A few weeks after Time ran that story, Obama started to vigorously push his health care "reform" package. The consequences of that effort were seen this past Tuesday, when Republicans took control of the House of Representatives by one of the largest margins seen in over a half-century. While falling short of a takeover in the Senate, the Republicans did pick up several seats and—combined with the presence of conservative Democrats and Independent Joe Lieberman—have certainly bolstered their ability to challenge the Obama agenda.

However, it's not so much the health care package itself that cost the Democrats their majority. To be sure, various tax increases, regulations making the purchase of health insurance compulsory and egregious interventions of government into the free market were enough to warrant the midterm election results. Yet Democrats—including the president—are probably right to argue that many Americans don't have much of a problem with the law itself. The public, after all, loves entitlement programs, and Democrats have mastered the art of promising voters the moon without explaining how such programs will be paid for.
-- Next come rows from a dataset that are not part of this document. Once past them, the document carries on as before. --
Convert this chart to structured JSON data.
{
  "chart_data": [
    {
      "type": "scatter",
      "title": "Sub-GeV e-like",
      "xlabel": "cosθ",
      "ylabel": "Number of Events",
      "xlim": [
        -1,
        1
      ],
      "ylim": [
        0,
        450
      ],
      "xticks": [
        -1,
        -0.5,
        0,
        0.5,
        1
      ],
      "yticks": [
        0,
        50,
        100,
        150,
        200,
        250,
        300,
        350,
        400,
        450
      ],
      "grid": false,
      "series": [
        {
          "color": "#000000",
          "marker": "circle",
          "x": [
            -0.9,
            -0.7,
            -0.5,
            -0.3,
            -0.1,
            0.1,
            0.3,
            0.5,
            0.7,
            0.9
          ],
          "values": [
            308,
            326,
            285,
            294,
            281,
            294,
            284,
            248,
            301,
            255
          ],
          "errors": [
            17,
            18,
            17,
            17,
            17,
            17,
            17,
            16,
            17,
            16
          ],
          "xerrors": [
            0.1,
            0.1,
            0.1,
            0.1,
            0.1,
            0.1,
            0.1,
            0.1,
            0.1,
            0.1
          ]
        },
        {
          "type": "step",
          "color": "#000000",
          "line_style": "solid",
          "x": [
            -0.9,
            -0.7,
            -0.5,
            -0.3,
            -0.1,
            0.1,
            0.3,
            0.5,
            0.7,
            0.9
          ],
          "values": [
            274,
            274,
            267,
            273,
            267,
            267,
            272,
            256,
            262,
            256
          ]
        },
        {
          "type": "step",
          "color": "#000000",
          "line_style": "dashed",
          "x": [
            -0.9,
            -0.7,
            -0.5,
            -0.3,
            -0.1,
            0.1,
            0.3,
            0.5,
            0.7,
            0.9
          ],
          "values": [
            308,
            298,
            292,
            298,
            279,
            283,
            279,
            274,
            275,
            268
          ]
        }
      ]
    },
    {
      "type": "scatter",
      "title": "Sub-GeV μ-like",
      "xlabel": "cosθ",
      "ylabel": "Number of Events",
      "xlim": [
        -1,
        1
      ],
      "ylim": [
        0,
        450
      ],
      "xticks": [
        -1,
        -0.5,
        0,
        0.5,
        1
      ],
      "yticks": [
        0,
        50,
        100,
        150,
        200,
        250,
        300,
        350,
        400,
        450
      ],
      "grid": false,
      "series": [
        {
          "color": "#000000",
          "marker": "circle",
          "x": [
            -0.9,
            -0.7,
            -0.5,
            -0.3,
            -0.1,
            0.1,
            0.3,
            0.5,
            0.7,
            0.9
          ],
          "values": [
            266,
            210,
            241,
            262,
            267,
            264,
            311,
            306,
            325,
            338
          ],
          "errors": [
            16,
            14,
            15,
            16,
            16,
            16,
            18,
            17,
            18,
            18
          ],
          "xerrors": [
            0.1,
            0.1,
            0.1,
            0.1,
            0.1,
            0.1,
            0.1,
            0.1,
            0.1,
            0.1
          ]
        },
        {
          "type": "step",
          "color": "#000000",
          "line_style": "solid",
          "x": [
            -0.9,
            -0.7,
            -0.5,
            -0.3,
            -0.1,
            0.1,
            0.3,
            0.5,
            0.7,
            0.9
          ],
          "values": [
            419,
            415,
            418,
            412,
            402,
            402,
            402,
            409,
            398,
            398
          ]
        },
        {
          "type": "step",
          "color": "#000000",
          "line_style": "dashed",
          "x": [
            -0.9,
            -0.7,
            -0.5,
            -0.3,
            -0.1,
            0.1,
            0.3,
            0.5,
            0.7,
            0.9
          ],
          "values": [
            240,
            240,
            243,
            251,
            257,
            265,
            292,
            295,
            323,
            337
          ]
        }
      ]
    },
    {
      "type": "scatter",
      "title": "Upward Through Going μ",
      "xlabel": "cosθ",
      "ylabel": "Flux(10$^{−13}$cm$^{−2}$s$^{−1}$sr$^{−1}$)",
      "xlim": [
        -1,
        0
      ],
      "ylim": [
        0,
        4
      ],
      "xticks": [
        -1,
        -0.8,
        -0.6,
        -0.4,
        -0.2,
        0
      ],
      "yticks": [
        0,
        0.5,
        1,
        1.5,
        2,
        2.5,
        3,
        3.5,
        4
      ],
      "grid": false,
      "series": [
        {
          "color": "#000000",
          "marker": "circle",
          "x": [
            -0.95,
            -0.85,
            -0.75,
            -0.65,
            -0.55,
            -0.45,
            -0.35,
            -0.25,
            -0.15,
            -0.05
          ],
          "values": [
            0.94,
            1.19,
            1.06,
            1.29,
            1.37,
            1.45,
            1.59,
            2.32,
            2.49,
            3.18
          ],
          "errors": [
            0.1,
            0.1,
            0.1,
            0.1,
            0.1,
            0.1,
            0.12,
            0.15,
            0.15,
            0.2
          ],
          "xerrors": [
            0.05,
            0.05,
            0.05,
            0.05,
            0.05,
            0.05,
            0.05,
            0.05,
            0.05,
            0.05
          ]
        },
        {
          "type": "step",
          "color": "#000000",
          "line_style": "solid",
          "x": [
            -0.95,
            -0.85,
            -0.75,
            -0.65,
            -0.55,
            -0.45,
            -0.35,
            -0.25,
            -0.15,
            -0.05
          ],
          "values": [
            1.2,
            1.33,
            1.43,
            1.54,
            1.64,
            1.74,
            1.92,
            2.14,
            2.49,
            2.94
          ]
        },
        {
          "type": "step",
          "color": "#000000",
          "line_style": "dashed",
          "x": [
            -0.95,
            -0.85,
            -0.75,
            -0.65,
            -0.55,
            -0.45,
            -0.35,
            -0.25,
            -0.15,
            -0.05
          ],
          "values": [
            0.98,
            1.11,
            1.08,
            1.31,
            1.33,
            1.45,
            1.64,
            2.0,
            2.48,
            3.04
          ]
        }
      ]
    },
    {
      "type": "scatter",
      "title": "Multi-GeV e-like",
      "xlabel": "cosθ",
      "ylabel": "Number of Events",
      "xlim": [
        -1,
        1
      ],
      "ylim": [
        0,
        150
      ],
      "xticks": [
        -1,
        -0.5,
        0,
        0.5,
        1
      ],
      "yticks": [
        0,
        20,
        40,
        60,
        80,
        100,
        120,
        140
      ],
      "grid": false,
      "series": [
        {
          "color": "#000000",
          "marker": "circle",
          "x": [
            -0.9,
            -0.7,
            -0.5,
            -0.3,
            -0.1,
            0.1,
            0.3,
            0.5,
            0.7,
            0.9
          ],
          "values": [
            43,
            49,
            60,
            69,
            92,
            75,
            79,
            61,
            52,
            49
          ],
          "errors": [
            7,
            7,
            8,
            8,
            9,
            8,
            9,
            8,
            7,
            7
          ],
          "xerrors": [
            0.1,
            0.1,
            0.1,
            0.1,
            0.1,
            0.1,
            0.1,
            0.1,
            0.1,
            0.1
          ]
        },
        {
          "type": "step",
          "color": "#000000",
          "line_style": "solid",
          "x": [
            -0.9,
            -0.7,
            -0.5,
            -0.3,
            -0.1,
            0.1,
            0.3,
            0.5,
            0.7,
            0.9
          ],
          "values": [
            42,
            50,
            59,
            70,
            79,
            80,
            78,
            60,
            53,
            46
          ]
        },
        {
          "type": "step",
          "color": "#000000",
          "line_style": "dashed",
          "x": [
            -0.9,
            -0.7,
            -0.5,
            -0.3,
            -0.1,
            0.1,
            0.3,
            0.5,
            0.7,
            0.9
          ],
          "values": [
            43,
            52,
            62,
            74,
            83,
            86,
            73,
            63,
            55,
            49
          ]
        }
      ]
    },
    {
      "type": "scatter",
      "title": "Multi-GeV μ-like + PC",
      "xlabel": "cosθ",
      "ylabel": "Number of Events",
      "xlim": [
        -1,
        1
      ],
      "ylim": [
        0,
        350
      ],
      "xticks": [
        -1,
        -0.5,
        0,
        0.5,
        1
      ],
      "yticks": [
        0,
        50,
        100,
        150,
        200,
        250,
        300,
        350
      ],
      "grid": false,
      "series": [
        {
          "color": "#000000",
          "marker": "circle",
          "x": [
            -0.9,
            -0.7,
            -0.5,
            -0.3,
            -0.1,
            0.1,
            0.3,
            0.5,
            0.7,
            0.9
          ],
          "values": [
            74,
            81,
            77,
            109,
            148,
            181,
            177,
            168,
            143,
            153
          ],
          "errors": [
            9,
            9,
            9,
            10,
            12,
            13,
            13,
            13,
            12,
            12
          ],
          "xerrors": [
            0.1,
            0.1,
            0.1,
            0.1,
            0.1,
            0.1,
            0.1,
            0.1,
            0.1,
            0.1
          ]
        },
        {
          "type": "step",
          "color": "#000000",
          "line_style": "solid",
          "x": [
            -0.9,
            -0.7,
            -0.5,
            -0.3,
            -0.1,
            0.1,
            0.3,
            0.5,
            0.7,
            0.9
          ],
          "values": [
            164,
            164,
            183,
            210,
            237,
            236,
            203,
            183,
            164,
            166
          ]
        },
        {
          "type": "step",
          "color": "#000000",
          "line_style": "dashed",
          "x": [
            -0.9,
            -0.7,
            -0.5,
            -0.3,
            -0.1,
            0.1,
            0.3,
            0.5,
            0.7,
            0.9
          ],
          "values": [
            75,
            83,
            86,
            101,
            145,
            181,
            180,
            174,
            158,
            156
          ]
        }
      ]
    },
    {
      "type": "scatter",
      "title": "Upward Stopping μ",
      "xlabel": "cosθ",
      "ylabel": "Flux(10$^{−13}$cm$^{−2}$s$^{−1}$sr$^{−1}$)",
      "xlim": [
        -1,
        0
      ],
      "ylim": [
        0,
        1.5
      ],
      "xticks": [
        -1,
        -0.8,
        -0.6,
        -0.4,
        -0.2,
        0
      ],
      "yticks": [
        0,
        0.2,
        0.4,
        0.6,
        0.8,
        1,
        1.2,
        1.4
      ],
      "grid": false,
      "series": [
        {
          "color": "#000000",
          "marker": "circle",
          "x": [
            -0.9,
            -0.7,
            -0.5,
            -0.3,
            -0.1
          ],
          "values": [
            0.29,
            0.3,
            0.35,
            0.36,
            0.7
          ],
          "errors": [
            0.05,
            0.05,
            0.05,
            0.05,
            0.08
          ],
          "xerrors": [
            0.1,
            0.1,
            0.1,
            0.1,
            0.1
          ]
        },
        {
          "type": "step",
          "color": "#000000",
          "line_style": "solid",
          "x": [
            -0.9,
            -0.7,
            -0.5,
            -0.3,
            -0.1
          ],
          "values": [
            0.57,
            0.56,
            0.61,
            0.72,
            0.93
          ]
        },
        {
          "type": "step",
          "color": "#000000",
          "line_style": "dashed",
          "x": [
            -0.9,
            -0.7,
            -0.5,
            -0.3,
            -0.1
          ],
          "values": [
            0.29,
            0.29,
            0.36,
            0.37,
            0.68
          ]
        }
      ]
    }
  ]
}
What the Obama administration failed to realize, however, was that pursuing a program that would expand government in the midst of a recession would alienate independent voters and infuriate conservatives. What's more, the public had yet to see—and in reality is still waiting for— the benefits of Obama's stimulus spending and bailouts; how he even felt empowered enough to pursue such a program is perplexing.

Yet the president and his dutiful followers in Congress insisted that the American people wanted health care reform. It didn't matter that polls consistently showed that Americans did not in fact want health care reform—at least of the Obama variety—because the president had already decided what was best for America.

The last part of that argument, that Obama pushed health care because of his own ideological fanaticism, is what made health care so toxic for Democrats this year. Voters may love entitlement programs, but they don't enjoy being treated like unruly school children or ignorant bores simply for questioning the wisdom of unwarranted government expansion. Obama and the Democrats in Congress did just that, but they still got their way and signed the health care law.

Republican victories this November—not just nationally, but on the state level as well—sent Obama a clear message that such behavior cannot and will not be tolerated. Obama and his party repeatedly displayed an arrogance of power in refusing to consider Republican concerns. Contrary to what Democrats may have thought, they do not always know what is best for the country and ought to think twice before claiming that a wholly unpopular policy position is somehow, on some secret level, what voters want.

The challenge for Democrats now becomes about using the midterm elections as an opportunity to find common ground with Republicans, appreciating the reality that the GOP does indeed represent the values of a huge swath of the electorate. The era of big government is over, and if Obama—along with what remains of the Democrats in Congress—wants to avoid a repeat of this past Tuesday come 2012, he will have to learn to accept that reality. Quite simply, Obama must stop pretending to be bipartisan and actually start behaving like one. Pragmatism is what gave Bill Clinton and the Democrats their first presidential re-election since Truman, and it's what will give liberals a fighting chance two years from now.

For their part, Republicans must avoid letting what happened after their 1994 victories reoccur. That is, they must not let their desire to stay in power prevent them from aggressively fighting for the values that put them there in the first place. Voters have taken a chance on Republicans in the hopes that they'll serve as a firewall between tax-and-spend liberals and the public purse. The GOP showed exceptional skill and ability over the last two years, doing what it could as the minority to pre-empt the most severe overreaches of the Obama agenda. Now that the GOP has the majority, even if only in one chamber, it has the responsibility to establish a credible alternative to the Democrats' insistence on government spending and bloated bureaucracy.

If one thing is clear about the 2010 midterm elections, it's that 40-year majorities and permanent political realignments are clearly a thing of the past. In the past six years, Congress has seen substantial swings in its ideological makeup, a reflection of American voters increasing willingness to punish incumbents for becoming tone deaf to their constituents. Improving the economy, respecting the free market and keeping taxes low are what Americans embraced this past election, and it's up to both Democrats and Republicans to make sure these goals are met.